# 35-Pound Weight Plates: The Gym's Forgotten Middle Child

Gyms stock 35-pound plates despite evidence showing lifters rarely use them. Standard barbell progression jumps from 25 to 45 pounds, making the 35-pound plate functionally obsolete for most strength training.

The math explains this gap. A standard Olympic barbell weighs 45 pounds. Adding two 25-pound plates reaches 95 pounds. The next logical jump uses 45-pound plates, totaling 135 pounds. The 35-pound denomination disrupts this clean progression.

Yet 35-pound plates serve a purpose.
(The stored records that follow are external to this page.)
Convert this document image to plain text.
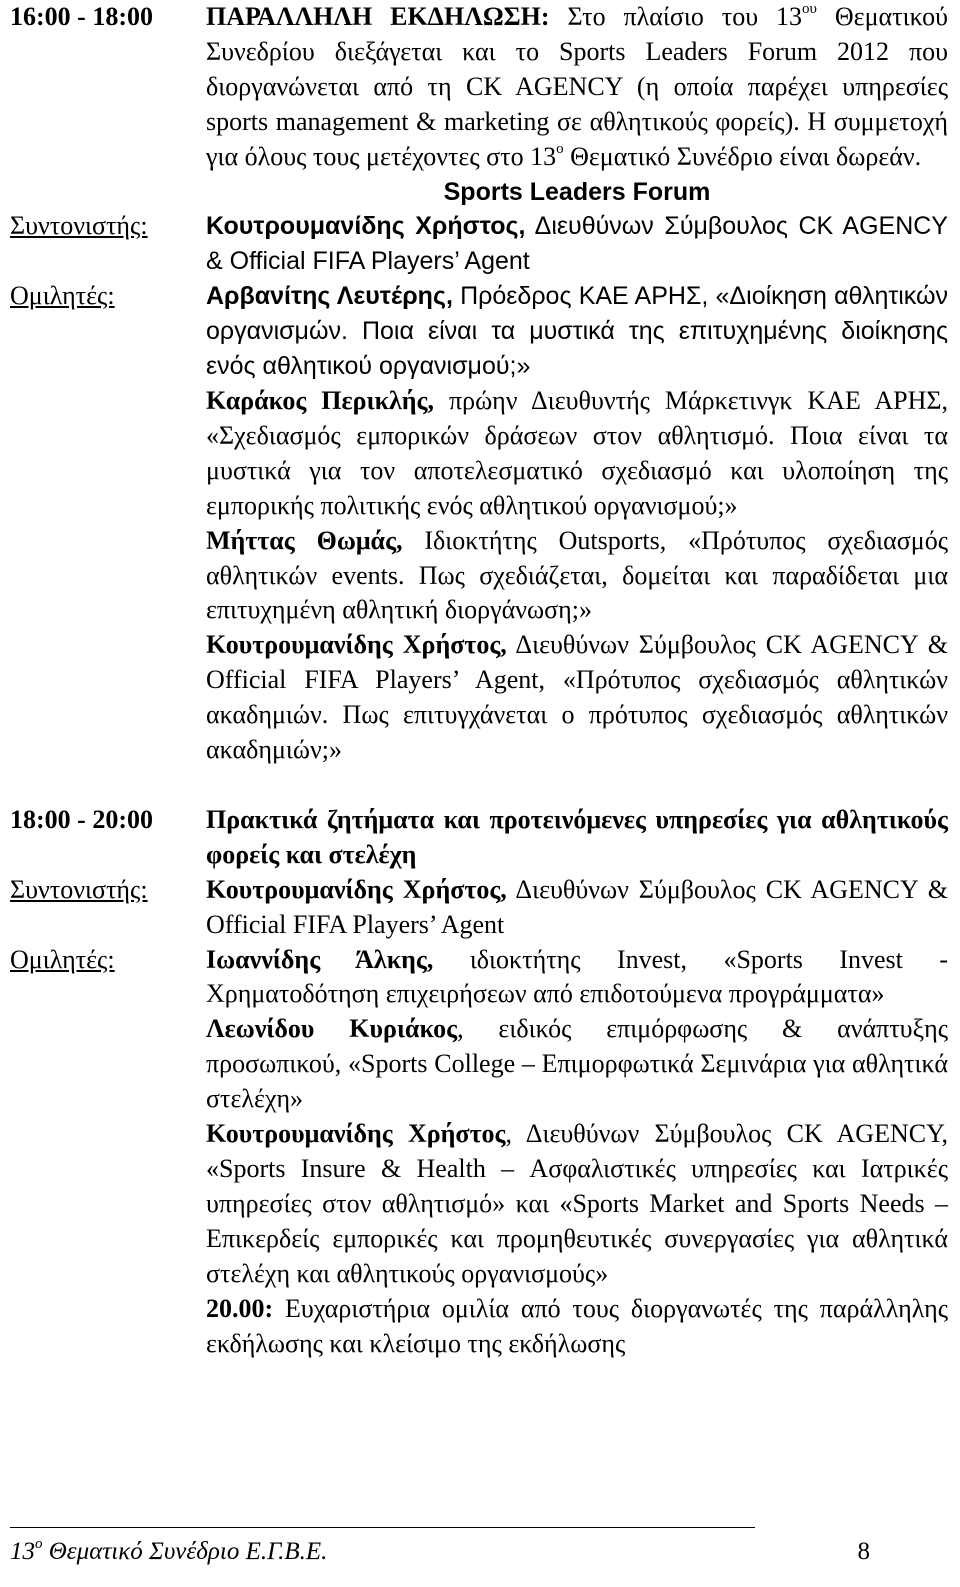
16:00 - 18:00	ΠΑΡΑΛΛΗΛΗ ΕΚΔΗΛΩΣΗ: Στο πλαίσιο του $13^{o\upsilon}$ Θεματικού Συνεδρίου διεξάγεται και το Sports Leaders Forum 2012 που διοργανώνεται από τη CK AGENCY (η οποία παρέχει υπηρεσίες sports management & marketing σε αθλητικούς φορείς). Η συμμετοχή για όλους τους μετέχοντες στο $13^o$ Θεματικό Συνέδριο είναι δωρεάν.

Sports Leaders Forum

Συντονιστής:	Κουτρουμανίδης Χρήστος, Διευθύνων Σύμβουλος CK AGENCY & Official FIFA Players’ Agent

Ομιλητές:	Αρβανίτης Λευτέρης, Πρόεδρος ΚΑΕ ΑΡΗΣ, «Διοίκηση αθλητικών οργανισμών. Ποια είναι τα μυστικά της επιτυχημένης διοίκησης ενός αθλητικού οργανισμού;»

Καράκος Περικλής, πρώην Διευθυντής Μάρκετινγκ ΚΑΕ ΑΡΗΣ, «Σχεδιασμός εμπορικών δράσεων στον αθλητισμό. Ποια είναι τα μυστικά για τον αποτελεσματικό σχεδιασμό και υλοποίηση της εμπορικής πολιτικής ενός αθλητικού οργανισμού;»

Μήττας Θωμάς, Ιδιοκτήτης Outsports, «Πρότυπος σχεδιασμός αθλητικών events. Πως σχεδιάζεται, δομείται και παραδίδεται μια επιτυχημένη αθλητική διοργάνωση;»

Κουτρουμανίδης Χρήστος, Διευθύνων Σύμβουλος CK AGENCY & Official FIFA Players’ Agent, «Πρότυπος σχεδιασμός αθλητικών ακαδημιών. Πως επιτυγχάνεται ο πρότυπος σχεδιασμός αθλητικών ακαδημιών;»

18:00 - 20:00	Πρακτικά ζητήματα και προτεινόμενες υπηρεσίες για αθλητικούς φορείς και στελέχη

Συντονιστής:	Κουτρουμανίδης Χρήστος, Διευθύνων Σύμβουλος CK AGENCY & Official FIFA Players’ Agent

Ομιλητές:	Ιωαννίδης Άλκης, ιδιοκτήτης Invest, «Sports Invest - Χρηματοδότηση επιχειρήσεων από επιδοτούμενα προγράμματα»

Λεωνίδου Κυριάκος, ειδικός επιμόρφωσης & ανάπτυξης προσωπικού, «Sports College – Επιμορφωτικά Σεμινάρια για αθλητικά στελέχη»

Κουτρουμανίδης Χρήστος, Διευθύνων Σύμβουλος CK AGENCY, «Sports Insure & Health – Ασφαλιστικές υπηρεσίες και Ιατρικές υπηρεσίες στον αθλητισμό» και «Sports Market and Sports Needs – Επικερδείς εμπορικές και προμηθευτικές συνεργασίες για αθλητικά στελέχη και αθλητικούς οργανισμούς»

20.00: Ευχαριστήρια ομιλία από τους διοργανωτές της παράλληλης εκδήλωσης και κλείσιμο της εκδήλωσης

$13^o$ Θεματικό Συνέδριο Ε.Γ.Β.Ε.	8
Lifters who struggle with the 25-to-45 jump benefit from smaller increments during rehabilitation or initial strength building. Physical therapists and coaches working with injured athletes or beginners often appreciate the option. Powerlifters tracking fractional increases during periodized training sometimes employ them strategically.

The reality: 35-pound plates exist not out of necessity but out of historical inertia and edge-case utility. Most commercial gyms stock them because manufacturers produce them, not because data supports their prevalence. For the average lifter following standard strength protocols, they represent wasted rack space.

The takeaway: if your gym has 35-pound plates gathering dust, that's normal. You probably don't need them either.